Au terme d’un match à la fois excitant, décousu et riche en retournements de situations, le Paris Basket s’offre le scalp de la Chorale de Roanne, l’actuel coleader de Pro A avec Nancy.
La rencontre part sur de bonnes bases au 1er quart avec d’entrée de jeu la Chorale qui pose sa patte sur la rencontre et fait la course en tête grâce entre autre à un Pape Badiane de gala : 10pts à 100% aux tirs. Le PBR profite de la tout fin de quart pour recoller à 3pts 23-26.
Changement de physionnomie au 2ème et 3ème quart ou le match devient beaucoup plus défensif, 29 à 23 en cumulé sur ces deux quarts en faveur de Paris qui va demarrer le dernier quart avec 3pts d’avance 52-49.
L’équipe de Jean-Denis Choulet profite du début du dernier quart-temps pour passer aux parisiens un 10-0 et amener le score à 52-59. -7 pour les joueurs d’Elias Zouros et cinq minutes encore à jouer. La Chorale parvient à maintenir l’écart et l’on se dit que la victoire ne peut lui échapper, mais c’est sans compter sur Vladimir Petrovic et TJ Parker qui scorent à 3pts pour ramener les leurs à 66-69, puis à nouveau à TJ de s’illustrer avec 3 lancer-francs à tirer à 20 secondes du buzzer. Son bras ne tremble pas et il les marque. La dernière tentative roannaise ne donne rien et l’on a donc droit à une prolongation.
Là encore on pense que Roanne va faire la différence, mais le PBr s’accroche, reste sur ses basques et finalement c’est Vladimir Petrovic qui offre la victoire à ses couleurs sur deux derniers lancer-francs, domaine où les parisiens font un joli 18/22.
Du côté des joueurs, gros match donc de Vladimir Petrovic qui cumule 25pts, 5rbs, 3pds et 2ints, de Larry Stewart crédité de 17pts, 14rbs, 5pds et 1int et de Kris Morlende (12pts, 6rbs, 7pds) qui a bien assuré en l’absence de Donald Copeland blessé au genou et dont la saison semble terminée.

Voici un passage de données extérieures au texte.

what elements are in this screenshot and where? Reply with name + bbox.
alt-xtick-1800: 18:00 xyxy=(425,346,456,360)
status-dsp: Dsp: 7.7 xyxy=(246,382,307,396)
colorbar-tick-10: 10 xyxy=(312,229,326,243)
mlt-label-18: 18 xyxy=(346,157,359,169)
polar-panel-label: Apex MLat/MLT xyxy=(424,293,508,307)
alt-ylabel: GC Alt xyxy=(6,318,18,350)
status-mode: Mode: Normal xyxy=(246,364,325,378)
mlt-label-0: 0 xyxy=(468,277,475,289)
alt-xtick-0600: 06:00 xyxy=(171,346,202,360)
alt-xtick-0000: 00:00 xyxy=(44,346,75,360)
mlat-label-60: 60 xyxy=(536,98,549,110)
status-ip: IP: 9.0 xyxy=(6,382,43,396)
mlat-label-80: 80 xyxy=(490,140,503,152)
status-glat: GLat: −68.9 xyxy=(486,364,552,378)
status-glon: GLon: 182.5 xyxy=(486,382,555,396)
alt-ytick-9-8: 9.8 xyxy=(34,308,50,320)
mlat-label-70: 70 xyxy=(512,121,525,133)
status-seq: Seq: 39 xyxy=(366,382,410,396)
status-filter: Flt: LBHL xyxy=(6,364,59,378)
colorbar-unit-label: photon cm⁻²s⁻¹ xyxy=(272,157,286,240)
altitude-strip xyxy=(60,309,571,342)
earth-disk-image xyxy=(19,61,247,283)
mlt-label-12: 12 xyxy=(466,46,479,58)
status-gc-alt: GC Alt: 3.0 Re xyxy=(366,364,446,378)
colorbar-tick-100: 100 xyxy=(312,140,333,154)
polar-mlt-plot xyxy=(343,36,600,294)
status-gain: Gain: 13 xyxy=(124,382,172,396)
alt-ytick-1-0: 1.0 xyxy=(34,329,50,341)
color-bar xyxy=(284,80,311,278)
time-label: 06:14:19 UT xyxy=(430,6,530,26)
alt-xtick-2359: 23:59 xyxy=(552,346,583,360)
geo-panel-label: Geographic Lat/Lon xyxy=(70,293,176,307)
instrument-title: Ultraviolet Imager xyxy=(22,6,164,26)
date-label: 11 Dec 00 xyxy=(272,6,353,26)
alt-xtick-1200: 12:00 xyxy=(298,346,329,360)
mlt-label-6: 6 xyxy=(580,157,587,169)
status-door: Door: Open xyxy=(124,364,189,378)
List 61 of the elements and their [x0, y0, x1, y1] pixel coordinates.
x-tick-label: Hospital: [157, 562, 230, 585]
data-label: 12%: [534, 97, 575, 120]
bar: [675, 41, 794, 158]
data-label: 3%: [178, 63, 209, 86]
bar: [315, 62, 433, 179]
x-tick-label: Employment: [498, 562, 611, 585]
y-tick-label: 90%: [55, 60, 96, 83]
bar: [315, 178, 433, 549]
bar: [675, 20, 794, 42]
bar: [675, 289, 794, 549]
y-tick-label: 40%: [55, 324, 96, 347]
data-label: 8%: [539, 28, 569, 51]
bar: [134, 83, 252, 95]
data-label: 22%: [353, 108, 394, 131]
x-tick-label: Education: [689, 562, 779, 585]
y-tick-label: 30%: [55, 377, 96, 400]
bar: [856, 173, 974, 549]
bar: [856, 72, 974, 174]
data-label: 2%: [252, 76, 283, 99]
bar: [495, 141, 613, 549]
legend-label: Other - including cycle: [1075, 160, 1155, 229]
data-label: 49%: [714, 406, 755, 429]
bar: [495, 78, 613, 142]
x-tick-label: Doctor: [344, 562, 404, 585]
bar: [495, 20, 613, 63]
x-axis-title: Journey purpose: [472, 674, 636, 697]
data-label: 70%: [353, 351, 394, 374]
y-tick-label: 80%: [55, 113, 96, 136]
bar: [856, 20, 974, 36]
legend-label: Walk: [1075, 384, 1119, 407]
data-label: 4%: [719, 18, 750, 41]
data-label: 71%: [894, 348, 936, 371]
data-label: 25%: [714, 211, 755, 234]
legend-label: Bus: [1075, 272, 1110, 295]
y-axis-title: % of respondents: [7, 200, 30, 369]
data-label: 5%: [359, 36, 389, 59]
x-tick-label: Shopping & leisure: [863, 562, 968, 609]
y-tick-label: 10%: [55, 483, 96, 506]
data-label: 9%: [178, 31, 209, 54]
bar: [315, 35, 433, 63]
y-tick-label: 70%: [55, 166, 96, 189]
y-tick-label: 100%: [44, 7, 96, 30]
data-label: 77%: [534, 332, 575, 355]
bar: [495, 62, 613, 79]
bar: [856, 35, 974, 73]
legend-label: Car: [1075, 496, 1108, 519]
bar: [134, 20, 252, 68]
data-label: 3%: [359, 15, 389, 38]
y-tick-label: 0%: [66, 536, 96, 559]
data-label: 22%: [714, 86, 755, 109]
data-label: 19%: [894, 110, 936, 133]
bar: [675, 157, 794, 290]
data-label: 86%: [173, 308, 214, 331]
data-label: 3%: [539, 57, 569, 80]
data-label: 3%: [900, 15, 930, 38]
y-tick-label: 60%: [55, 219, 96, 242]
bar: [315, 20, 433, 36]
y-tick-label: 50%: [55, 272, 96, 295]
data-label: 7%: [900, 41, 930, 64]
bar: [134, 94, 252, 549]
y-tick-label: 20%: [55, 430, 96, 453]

Pour les roannais, le duo Spencer/Salyers (43pts, 12rbs, 9pds) pensa longtemps faire gagner son équipe, mais le match sans relief de Marc-Antoine Pellin et surtout son adresse suspecte (3-10) rendirent la mission bien délicate.
A noter aussi que l’action du match est une claquette-dunk venu d’ailleurs de Marc Salyers, mais qui est finalement (injustement ?) refusée par les arbitres estimant que "Mad Marc" s’est accroché au panier après l’avoir exécuté. Dommage...
Belle victoire donc pour le PBR qui retrouve là un peu de confiance et récolte les fruits de son travail après deux derniers matchs où l’équipe avait bien joué mais perdue.
Dans l’autre rencontre de la soirée, Strasbourg qui revient fort est allé s’imposer au Havre 69-57 dans le sillage d’un bon Chuck Eidson auteur de 20pts, 6rbs, 5pds et 2ints, bien secondé par Aerick Sanders (10pts, 10rbs, 2cts, 1pd, 1int). En face, un seul joueur scora plus de 8pts, John Cox qui fut bien trop esseulé pour rivaliser ce soir avec la SIG en attaque.